The broiler is supposed to be great for making pizza at home, if you’re really into doing it right.

I don’t bother with a cast-iron pan. I used to have one and got rid of it. They’re a pain in the ass to maintain, and new cast iron is “bumpy”, not like the really cool smooth griswold pans. Sear in a heavy stainless steel saute pan with dual-wall construction (stainless/aluminum/stainless) and a metal handle. Put in the oven immediately after flipping. You still get a decent amount of maillard crust on the second side and your smoke alarms won’t go off.

Do not use a non-stick pan. The coating isn’t stable above 450F. It can vaporize and is poisonous; it can actually kill small birds. Last thing you in particular need.

After taking out of the oven, I often remove the steak, toss in a couple mushrooms (white buttons are fine) and shallots to brown, then deglaze with inexpensive red wine and stir in a bit of cold butter to make a pan sauce. Tasty stuff. If you don’t have any wine on hand, cheap (ie, not aceto balsamico tradizionale) balsamic vinegar works great too, reduces to a delicious glaze.

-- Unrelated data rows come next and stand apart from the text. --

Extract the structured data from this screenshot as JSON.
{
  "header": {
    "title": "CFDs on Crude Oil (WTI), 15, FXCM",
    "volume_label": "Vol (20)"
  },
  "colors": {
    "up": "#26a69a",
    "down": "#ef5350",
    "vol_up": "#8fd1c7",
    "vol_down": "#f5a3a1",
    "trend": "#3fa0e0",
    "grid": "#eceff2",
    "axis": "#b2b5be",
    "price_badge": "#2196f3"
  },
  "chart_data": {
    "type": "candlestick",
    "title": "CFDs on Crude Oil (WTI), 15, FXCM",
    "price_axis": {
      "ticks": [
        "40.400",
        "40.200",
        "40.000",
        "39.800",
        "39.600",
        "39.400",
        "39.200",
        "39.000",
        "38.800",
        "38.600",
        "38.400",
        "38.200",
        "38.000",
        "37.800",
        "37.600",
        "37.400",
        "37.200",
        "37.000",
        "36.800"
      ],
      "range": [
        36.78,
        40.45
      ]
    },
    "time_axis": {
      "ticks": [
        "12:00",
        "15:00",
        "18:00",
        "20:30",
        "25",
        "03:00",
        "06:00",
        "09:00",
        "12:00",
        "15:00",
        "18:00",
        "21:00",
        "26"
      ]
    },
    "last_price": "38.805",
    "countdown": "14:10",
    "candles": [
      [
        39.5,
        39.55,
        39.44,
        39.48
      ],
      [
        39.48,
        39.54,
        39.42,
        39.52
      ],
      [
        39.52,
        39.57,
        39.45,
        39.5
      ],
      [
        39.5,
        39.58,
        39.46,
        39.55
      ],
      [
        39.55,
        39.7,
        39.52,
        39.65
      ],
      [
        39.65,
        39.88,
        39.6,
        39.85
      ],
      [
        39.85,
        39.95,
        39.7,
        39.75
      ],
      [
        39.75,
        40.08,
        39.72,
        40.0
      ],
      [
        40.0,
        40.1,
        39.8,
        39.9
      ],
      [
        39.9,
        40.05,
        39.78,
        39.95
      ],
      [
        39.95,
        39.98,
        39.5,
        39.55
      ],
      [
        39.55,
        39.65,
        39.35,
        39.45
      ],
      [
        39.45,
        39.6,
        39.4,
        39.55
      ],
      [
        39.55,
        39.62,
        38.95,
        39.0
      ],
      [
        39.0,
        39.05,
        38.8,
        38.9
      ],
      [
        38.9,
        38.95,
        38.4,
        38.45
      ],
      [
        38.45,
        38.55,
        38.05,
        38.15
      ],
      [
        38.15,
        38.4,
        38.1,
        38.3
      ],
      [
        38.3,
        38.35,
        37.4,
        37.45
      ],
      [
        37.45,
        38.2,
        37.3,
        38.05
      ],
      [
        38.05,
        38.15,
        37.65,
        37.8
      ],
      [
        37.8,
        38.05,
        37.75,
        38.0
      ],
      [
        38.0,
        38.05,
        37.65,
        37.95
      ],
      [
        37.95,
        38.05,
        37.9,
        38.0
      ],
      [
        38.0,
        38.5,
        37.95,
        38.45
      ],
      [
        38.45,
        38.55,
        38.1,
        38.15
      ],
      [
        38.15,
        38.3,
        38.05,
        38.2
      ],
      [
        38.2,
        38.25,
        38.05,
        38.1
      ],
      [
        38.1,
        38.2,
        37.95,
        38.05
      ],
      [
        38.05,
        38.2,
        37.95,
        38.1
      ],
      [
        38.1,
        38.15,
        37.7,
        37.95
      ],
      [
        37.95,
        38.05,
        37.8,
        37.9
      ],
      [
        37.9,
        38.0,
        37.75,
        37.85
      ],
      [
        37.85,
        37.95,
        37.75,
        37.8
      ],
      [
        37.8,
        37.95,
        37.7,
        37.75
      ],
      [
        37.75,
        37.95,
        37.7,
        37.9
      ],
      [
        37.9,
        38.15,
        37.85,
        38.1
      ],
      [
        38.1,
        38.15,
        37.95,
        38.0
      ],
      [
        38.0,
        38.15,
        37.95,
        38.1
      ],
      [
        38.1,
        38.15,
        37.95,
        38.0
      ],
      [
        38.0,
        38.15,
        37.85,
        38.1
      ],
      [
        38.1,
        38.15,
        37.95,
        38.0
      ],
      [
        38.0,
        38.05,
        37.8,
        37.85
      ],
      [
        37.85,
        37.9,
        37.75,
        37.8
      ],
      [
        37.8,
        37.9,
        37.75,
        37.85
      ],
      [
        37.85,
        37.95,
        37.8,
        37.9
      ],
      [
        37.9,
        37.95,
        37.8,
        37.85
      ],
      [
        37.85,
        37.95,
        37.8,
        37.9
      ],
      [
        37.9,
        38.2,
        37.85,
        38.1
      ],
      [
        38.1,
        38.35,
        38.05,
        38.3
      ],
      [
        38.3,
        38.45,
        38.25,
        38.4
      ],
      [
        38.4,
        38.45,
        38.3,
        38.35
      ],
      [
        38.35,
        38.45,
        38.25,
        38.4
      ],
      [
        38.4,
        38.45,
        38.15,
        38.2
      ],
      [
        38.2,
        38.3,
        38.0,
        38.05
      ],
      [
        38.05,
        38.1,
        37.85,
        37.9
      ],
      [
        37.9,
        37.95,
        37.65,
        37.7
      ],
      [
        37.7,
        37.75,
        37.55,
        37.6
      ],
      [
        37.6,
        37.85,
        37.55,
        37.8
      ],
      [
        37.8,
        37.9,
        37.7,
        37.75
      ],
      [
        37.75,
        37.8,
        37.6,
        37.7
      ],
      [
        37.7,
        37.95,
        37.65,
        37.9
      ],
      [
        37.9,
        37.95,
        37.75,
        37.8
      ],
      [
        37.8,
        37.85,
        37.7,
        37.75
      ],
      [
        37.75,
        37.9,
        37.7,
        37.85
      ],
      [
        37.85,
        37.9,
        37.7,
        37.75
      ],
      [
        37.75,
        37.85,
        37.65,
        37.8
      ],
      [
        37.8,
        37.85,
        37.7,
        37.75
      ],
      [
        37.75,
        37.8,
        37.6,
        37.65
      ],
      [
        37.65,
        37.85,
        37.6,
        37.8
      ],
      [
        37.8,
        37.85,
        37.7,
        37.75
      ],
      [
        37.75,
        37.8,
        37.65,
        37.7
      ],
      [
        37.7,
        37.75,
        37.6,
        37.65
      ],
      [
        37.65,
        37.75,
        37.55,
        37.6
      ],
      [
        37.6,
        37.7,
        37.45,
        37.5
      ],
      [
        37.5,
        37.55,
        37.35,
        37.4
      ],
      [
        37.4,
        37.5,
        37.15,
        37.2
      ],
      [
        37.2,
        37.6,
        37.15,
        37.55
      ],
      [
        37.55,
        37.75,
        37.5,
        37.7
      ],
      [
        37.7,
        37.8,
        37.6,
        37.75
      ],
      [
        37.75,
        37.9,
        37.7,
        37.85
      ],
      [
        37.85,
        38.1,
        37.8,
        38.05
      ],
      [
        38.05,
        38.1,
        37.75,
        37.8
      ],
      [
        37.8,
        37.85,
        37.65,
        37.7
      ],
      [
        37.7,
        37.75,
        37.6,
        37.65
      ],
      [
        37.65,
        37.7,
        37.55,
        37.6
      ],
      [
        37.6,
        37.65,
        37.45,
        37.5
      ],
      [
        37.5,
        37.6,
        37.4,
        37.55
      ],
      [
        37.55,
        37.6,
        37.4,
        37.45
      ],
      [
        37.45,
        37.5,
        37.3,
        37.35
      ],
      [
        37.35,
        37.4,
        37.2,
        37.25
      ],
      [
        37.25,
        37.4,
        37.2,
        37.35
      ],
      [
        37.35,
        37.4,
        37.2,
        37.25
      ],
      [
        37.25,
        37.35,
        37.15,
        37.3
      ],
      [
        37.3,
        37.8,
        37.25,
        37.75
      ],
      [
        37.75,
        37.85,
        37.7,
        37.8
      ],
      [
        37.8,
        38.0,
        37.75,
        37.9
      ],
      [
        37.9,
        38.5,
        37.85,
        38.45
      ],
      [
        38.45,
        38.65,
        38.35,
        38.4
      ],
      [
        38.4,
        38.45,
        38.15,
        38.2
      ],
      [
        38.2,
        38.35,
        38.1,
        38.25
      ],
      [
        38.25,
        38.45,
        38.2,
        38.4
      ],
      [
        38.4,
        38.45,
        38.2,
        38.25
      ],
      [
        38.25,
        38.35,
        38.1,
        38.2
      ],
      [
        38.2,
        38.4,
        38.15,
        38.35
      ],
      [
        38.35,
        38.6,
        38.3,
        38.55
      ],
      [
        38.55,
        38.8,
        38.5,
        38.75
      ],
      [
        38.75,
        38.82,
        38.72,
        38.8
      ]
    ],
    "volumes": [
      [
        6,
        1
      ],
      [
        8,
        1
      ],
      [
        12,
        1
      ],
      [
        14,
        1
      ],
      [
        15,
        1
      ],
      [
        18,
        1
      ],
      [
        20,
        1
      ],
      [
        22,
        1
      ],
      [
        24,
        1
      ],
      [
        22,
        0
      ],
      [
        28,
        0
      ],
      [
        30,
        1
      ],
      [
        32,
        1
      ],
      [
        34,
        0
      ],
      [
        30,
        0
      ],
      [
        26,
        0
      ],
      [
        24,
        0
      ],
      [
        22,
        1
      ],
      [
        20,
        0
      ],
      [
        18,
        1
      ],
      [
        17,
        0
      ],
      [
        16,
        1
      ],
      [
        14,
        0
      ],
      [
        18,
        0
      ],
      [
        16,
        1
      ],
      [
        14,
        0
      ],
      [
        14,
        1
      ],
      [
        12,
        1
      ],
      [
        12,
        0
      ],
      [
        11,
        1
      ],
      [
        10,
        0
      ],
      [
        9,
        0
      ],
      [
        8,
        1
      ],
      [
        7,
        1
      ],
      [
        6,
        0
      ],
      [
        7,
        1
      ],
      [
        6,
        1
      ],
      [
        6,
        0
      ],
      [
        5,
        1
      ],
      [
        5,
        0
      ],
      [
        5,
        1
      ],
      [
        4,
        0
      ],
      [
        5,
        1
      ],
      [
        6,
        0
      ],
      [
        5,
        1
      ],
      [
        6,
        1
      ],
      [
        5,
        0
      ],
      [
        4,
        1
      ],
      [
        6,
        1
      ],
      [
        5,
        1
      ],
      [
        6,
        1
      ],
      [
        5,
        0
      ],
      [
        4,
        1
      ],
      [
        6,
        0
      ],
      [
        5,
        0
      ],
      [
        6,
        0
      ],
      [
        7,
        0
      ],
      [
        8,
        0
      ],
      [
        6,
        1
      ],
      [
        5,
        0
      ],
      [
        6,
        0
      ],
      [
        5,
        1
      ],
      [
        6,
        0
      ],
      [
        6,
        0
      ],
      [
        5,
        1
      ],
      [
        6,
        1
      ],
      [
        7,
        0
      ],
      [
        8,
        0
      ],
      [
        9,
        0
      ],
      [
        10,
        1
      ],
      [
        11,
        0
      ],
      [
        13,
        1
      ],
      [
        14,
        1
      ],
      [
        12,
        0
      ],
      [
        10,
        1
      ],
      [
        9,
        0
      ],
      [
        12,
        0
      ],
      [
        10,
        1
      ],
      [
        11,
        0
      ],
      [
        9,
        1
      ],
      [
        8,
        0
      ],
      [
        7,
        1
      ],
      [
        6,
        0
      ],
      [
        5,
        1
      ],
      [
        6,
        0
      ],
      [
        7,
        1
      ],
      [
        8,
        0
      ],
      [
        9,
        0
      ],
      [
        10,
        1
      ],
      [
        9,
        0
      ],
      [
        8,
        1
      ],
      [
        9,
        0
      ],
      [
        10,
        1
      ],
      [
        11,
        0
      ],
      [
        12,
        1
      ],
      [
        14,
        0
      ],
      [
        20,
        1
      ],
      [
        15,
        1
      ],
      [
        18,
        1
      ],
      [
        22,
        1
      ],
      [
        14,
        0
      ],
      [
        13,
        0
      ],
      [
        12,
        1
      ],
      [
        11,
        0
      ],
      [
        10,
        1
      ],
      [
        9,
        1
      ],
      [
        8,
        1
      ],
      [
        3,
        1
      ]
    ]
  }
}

Ugh, yes. I got one of the new-school “bumpy” cast iron pans a couple of years back. I’ve seasoned with veg oil (actually terrible to do initial seasoning with–it polymerizes at high heat and turns into sticky residue rather than solid black coating) and shortening both, multiple times, and cook bacon and/or sausage in it every weekend, alongside sauteed chicken in butter or olive oil about every two weeks. There’s definitely black stuff in the pan by this point, but the bumpiness of the iron is still very evident to the fingertips, so meat residue tends to stick and burn on during cooking, necessitating regular cleaning with a kitchen brush or paper towel + kosher salt (better than regular salt for the cleaning task, BTW).

I would never dream of doing something legitimately at risk of sticking to the bottom like eggs or even bake in it, since the bread would tear to all high heaven on the way back out.

It’s great for applying high, even heat quickly and efficiently, so I keep it around, but I’ve given up the notion of ever getting a real slick-as-snot seasoning on it.

Stusser, I’m stuffed from dinner, but your last post has made me super hungry. I want to cook that ASAP including all the vegetables the way you wrote. Wow I am so excited!

Ok so on those all-clad steel pans. Do they have seasoning or flavor built in or you season them? Or that that just for cast iron skillets.

That’s just for cast iron. All-clad steel does not need any seasoning. I think they recommend giving them a wash with warm water and detergent when you get them and then you’re good to go. Most (but not all) of the All-Clad collections are also dishwasher safe, so much easier to deal with then cast iron.